I'm 29 years old, and since I was 18 have been a registered Republican. 2004 was my first election and I voted for George W. Bush. Followed by McCain in 2008. But in 2012, after I saw how my party stayed more like the party of Palin and less like the party of Eisenhower, I thought that I couldn't, in good faith, vote for Romney. So, as a registered Republican, I voted for President Obama, who I actually thought was doing a good job. In 2014, I voted for Mary Landrieu for Senate here in Louisiana and actually hoped the Democrats would maintain control of the Senate. I had hoped to see a change, a shift away from the tea party in the GOP, but with Cruz, Walker, Jindal, Paul and company running in 2016, I realize that won't happen this time or anytime soon. So today, I received my newly updated voter registration card which made it official-I'm now a democrat. I even donated $50 to the Hillary Clinton campaign in celebration of my new found home. In reality, I probably had been a Democrat for the last couple of years, as I actually consider myself a fairly liberal person. But it's now official. So I can't wait to start working on behalf of the Democratic Party and electing good Democrats from here on out. Clinton 2016!

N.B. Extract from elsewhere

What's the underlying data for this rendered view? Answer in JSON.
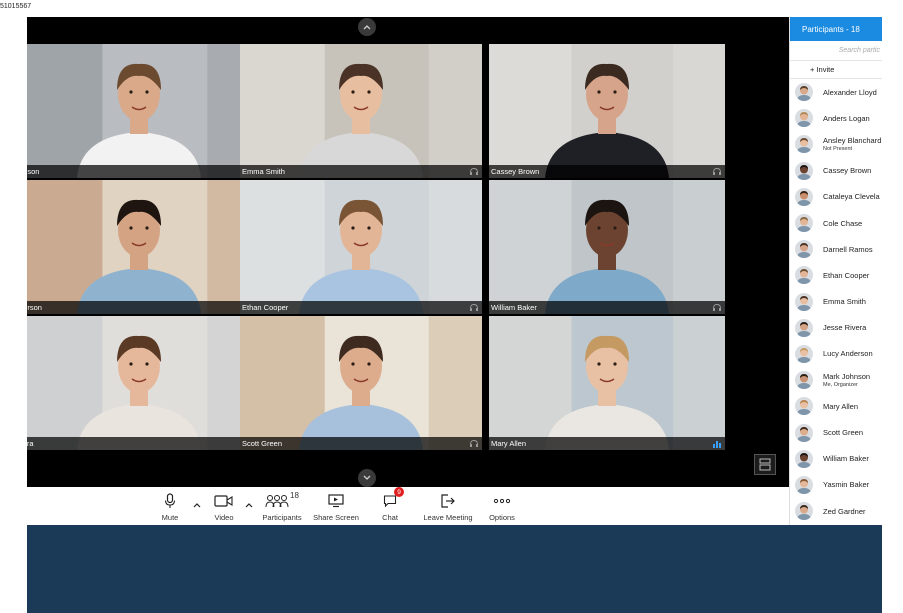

The above is from a contributor to Reddit.
I think it is hard for those of us who spend a lot of time on this site to remember that the Republican party was not always quite the way it is today.
I mean sure there were always those on the fringe who were proudly racist, unabashedly anti-immigrant, and incredibly suspicious of the government, but nobody really listened to them.
But then Palin came along, and using her hot librarian image, made it all seem much more attractive and palatable.
The next thing you know the inmates are overrunning the asylum, and we have Ted Cruz reading from "Green Eggs, and Ham" on the Senate floor.
But I have always felt that if the radical right got their way, and actually were given the chance to govern, that it would not take too long for the more reasonable members of the Republican party to either rise up against them and start tossing them overboard or to leave the party altogether.
The commenter up above is clearly the latter.
Today we see a Republican party that is clearly at war with itself, and that means someday Sarah Palin may end up being seen as the catalyst that exposed the cracks in the GOP facade which could usher in its demise or its restructuring.
In other words, and try not to allow this to make your head explode, someday her contribution to the political landscape might be seen as positive. Though not purposefully of course.